Ham vs. Turkey

ham vs. turkey

When you sit down to eat at a large gathering this holiday season, the odds of being offered ham or turkey are usually pretty good. Both meats have become staples on our holiday menus. While both meats come close in the popularity race, does one pull ahead when it comes to nutrition? Let’s take a look!    

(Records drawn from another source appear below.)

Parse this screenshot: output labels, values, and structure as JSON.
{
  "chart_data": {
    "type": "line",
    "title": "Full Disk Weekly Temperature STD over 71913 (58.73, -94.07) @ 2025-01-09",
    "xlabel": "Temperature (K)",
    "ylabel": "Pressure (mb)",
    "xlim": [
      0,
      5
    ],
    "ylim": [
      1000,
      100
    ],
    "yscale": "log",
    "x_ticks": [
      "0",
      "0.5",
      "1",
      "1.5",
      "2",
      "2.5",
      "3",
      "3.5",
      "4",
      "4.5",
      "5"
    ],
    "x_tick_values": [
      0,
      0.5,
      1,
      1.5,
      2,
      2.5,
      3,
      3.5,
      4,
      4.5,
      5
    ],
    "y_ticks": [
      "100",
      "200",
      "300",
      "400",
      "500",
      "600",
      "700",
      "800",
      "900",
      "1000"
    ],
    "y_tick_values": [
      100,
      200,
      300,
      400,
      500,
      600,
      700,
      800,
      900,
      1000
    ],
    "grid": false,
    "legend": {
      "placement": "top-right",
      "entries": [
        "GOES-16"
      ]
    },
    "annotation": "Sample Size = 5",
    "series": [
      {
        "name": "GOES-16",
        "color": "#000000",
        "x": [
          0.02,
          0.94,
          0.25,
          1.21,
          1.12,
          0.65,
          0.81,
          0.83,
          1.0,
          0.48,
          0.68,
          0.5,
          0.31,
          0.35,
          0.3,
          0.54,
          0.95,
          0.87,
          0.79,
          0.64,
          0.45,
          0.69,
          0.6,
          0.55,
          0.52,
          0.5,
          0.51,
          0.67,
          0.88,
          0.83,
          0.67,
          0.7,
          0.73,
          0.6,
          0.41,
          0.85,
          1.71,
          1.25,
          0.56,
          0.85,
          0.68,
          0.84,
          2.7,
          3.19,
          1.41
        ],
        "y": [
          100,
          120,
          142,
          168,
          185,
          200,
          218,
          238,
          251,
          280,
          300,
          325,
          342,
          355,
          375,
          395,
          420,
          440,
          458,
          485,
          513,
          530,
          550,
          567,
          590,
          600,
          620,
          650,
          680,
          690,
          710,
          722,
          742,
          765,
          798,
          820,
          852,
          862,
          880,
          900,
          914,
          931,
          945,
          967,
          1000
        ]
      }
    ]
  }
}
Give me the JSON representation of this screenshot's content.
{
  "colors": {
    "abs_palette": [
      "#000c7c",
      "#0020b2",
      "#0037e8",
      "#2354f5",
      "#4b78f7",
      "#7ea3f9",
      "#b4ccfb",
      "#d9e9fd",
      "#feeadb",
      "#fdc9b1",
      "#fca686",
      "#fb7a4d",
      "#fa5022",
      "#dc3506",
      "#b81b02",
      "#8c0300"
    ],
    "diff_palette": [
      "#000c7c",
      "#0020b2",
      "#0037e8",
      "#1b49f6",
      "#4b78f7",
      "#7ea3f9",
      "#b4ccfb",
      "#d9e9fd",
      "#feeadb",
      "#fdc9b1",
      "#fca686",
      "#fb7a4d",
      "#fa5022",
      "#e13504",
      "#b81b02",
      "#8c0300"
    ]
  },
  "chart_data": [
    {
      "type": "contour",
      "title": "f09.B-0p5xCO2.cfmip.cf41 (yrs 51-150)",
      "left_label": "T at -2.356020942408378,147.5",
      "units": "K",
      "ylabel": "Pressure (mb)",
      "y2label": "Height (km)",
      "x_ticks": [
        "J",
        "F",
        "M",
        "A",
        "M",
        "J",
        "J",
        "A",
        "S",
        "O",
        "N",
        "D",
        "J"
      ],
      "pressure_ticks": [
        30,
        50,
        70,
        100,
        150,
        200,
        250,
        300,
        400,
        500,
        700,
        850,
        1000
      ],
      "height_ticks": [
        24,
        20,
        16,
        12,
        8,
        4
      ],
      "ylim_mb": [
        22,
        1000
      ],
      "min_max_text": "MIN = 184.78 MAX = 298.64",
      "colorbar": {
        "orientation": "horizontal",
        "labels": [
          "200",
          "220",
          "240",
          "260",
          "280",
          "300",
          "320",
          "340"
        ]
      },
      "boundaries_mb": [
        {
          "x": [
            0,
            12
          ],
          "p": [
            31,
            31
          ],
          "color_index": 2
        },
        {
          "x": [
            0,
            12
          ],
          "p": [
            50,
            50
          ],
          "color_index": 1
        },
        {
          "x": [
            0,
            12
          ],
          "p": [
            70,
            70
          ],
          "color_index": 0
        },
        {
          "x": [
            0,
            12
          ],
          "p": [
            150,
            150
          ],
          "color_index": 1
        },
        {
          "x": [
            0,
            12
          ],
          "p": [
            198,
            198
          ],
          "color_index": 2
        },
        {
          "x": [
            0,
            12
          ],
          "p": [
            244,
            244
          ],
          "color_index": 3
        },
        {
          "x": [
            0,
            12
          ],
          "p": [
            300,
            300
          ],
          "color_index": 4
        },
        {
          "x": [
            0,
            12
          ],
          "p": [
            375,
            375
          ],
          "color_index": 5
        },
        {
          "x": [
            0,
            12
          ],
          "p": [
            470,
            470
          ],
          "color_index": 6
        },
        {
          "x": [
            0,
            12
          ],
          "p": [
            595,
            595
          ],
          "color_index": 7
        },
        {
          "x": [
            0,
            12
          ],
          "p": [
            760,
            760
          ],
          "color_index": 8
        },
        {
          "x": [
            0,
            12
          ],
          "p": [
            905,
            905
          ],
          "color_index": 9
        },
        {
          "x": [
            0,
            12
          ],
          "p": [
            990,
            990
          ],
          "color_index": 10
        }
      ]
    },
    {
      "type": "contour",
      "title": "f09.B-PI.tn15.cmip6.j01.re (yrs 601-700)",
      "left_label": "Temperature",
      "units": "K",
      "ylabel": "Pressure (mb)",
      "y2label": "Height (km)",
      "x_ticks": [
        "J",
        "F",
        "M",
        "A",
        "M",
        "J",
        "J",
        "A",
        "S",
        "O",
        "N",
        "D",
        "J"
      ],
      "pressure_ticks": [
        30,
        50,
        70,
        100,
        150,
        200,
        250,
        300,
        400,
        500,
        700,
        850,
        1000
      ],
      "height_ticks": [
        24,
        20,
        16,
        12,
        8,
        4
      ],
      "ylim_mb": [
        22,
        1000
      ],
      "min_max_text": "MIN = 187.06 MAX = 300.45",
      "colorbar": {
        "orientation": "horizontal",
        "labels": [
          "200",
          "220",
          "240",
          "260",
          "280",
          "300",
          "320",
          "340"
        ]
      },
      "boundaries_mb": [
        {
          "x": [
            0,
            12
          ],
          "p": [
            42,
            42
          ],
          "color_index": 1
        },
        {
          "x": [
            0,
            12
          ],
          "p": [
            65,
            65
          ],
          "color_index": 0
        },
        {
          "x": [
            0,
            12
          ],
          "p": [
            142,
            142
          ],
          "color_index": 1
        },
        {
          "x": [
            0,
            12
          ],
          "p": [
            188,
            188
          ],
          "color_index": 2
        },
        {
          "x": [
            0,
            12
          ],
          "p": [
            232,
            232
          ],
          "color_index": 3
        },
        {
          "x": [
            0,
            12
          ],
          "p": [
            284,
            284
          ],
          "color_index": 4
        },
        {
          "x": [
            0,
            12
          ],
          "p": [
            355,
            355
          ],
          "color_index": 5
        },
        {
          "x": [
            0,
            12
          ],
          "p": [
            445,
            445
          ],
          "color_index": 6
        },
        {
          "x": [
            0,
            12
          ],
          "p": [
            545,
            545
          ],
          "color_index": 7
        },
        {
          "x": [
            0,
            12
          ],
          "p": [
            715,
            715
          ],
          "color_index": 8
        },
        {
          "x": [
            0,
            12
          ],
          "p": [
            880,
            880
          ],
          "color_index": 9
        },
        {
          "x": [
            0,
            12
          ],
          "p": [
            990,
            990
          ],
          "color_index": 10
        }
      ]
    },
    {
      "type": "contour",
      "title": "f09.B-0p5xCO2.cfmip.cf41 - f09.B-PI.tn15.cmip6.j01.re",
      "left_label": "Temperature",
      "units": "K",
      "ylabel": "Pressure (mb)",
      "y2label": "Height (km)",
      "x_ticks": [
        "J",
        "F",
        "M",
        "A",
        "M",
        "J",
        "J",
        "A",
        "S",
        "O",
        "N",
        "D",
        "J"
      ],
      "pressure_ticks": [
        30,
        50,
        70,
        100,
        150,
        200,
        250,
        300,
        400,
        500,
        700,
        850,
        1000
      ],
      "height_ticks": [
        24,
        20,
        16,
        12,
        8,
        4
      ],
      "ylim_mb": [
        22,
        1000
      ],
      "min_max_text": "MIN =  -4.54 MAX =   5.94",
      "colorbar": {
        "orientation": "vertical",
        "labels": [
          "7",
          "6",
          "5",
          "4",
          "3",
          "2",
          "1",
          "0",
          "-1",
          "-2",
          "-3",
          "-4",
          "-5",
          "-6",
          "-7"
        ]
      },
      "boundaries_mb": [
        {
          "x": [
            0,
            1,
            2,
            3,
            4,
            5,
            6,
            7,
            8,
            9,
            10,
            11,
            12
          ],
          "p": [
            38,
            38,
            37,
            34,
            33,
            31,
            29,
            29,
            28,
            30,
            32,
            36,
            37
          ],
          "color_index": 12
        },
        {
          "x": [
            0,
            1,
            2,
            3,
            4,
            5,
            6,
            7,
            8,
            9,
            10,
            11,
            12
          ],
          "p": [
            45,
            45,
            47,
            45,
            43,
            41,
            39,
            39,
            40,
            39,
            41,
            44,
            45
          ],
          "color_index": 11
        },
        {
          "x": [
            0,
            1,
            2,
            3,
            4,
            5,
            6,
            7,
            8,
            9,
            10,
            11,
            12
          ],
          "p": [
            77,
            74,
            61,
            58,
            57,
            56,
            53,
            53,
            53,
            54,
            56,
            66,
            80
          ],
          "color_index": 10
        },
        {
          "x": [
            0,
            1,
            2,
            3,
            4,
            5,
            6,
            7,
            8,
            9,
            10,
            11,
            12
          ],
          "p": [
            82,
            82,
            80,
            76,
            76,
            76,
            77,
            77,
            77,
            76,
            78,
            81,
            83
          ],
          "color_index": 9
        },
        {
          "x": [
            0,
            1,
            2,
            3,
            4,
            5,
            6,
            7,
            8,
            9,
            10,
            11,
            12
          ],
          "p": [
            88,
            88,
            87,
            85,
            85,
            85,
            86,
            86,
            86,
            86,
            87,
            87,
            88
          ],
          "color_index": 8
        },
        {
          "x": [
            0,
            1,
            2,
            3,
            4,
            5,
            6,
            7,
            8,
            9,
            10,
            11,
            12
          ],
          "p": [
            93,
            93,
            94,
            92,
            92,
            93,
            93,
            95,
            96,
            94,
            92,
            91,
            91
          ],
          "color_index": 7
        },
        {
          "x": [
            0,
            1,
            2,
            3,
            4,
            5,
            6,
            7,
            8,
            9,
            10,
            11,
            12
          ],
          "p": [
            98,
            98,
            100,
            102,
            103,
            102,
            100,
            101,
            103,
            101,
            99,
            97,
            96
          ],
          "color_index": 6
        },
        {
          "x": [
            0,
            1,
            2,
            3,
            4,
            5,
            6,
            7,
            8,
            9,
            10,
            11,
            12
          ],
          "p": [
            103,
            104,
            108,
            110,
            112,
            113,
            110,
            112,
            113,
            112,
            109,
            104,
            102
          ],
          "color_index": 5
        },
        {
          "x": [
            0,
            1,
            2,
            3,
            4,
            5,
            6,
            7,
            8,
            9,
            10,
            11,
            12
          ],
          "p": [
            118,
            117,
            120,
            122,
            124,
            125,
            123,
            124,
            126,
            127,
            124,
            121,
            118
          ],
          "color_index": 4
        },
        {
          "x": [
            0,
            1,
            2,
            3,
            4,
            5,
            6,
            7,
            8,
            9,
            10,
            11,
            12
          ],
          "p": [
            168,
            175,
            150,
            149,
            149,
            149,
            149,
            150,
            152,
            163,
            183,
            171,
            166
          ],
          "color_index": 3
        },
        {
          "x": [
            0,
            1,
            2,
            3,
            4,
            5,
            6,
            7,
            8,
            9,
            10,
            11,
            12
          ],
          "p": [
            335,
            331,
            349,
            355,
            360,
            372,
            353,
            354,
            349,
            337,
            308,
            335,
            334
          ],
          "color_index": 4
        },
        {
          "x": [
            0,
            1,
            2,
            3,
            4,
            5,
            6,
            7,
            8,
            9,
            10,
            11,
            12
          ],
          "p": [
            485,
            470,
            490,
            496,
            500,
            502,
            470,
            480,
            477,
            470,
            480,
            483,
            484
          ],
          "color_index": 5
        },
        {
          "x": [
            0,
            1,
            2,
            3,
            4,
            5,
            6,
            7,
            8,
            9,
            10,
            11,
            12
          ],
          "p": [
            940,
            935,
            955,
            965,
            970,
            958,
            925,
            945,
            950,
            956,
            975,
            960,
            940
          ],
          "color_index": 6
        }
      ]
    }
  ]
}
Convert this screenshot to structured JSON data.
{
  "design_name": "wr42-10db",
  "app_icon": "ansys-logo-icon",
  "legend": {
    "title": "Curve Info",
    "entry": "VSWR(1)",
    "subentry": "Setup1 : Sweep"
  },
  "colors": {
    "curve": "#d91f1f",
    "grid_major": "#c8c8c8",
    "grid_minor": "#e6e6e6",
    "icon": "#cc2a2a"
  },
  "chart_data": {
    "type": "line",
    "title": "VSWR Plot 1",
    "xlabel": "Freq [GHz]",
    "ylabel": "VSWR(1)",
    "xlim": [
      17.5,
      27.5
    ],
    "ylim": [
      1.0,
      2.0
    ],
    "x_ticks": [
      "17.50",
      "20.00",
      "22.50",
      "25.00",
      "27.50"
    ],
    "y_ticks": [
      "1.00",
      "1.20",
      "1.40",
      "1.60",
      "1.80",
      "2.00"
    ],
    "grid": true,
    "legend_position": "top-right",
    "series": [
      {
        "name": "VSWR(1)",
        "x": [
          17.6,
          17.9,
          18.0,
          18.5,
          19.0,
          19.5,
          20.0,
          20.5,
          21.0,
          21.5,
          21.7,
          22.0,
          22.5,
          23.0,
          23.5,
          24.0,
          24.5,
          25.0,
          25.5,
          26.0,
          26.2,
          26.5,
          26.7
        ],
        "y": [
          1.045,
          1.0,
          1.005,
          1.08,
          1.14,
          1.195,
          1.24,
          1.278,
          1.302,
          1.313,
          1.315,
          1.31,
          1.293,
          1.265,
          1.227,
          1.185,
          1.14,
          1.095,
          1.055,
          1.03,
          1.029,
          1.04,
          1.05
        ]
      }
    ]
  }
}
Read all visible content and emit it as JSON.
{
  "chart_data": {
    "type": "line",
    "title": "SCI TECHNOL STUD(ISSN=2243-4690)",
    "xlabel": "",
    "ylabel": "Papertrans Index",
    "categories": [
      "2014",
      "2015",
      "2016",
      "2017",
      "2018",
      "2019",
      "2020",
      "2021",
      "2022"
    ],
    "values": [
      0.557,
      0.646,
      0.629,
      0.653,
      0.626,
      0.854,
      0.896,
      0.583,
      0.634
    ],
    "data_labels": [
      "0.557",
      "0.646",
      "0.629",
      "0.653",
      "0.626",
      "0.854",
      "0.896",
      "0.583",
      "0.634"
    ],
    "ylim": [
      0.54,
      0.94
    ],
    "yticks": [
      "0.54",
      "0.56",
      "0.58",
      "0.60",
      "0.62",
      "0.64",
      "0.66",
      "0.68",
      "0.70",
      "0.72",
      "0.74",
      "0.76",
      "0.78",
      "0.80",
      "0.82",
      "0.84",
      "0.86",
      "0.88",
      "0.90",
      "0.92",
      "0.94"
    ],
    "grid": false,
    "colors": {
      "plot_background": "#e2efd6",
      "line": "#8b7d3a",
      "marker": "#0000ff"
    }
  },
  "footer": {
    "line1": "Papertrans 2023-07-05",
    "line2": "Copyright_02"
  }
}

Turkey has both light and dark meat and is typically leaner, which means it contains less fat. Both meats provide protein, a macronutrient that is more filling than either carbohydrates or fat. Protein also provides amino acids, which you need to nourish your muscles. When it comes to protein, turkey takes the cake. A serving of light turkey meat provides around 25g of protein, compared to about 23g in dark turkey meat and 14g in ham. Both turkey and ham are relatively low in calories. One 3-ounce serving of light turkey contains about 125 calories and the same serving size of ham contains about 139 calories. Turkey that is cooked from fresh or frozen with minimal processing is a clear winner on the sodium meter, with less than 100mg of sodium per 3oz serving, compared to ham, which can have over 1,000mg. During the smoking process of ham, nitrates and nitrites are often added as a preservative. Research has shown a link between nitrates and nitrites and cancer.  (You can find ham without added nitrates and nitrites, but you will typically pay more). Looking at micronutrients, such as vitamins and minerals, ham contains higher amounts of thiamine, while turkey contains higher amounts of iron, zinc, phosphorus, selenium, niacin, and vitamins B-6 and B12.

AND THE WINNER IS? Turkey!

Turkey provides more protein per serving and is typically leaner. It is also higher in micronutrients and significantly lower in sodium.

Turkey, ham, and other types of meat can provide important macro and micronutrients.  When selecting a meat, try and make sure you are choosing good-quality products. One way to find good-quality meats is to buy locally-grown at a farmer’s market or directly from a farm. Whether or not you choose to eat meat, remember the importance of plants in the diet and be sure to have at least half your plate be fruits and vegetables.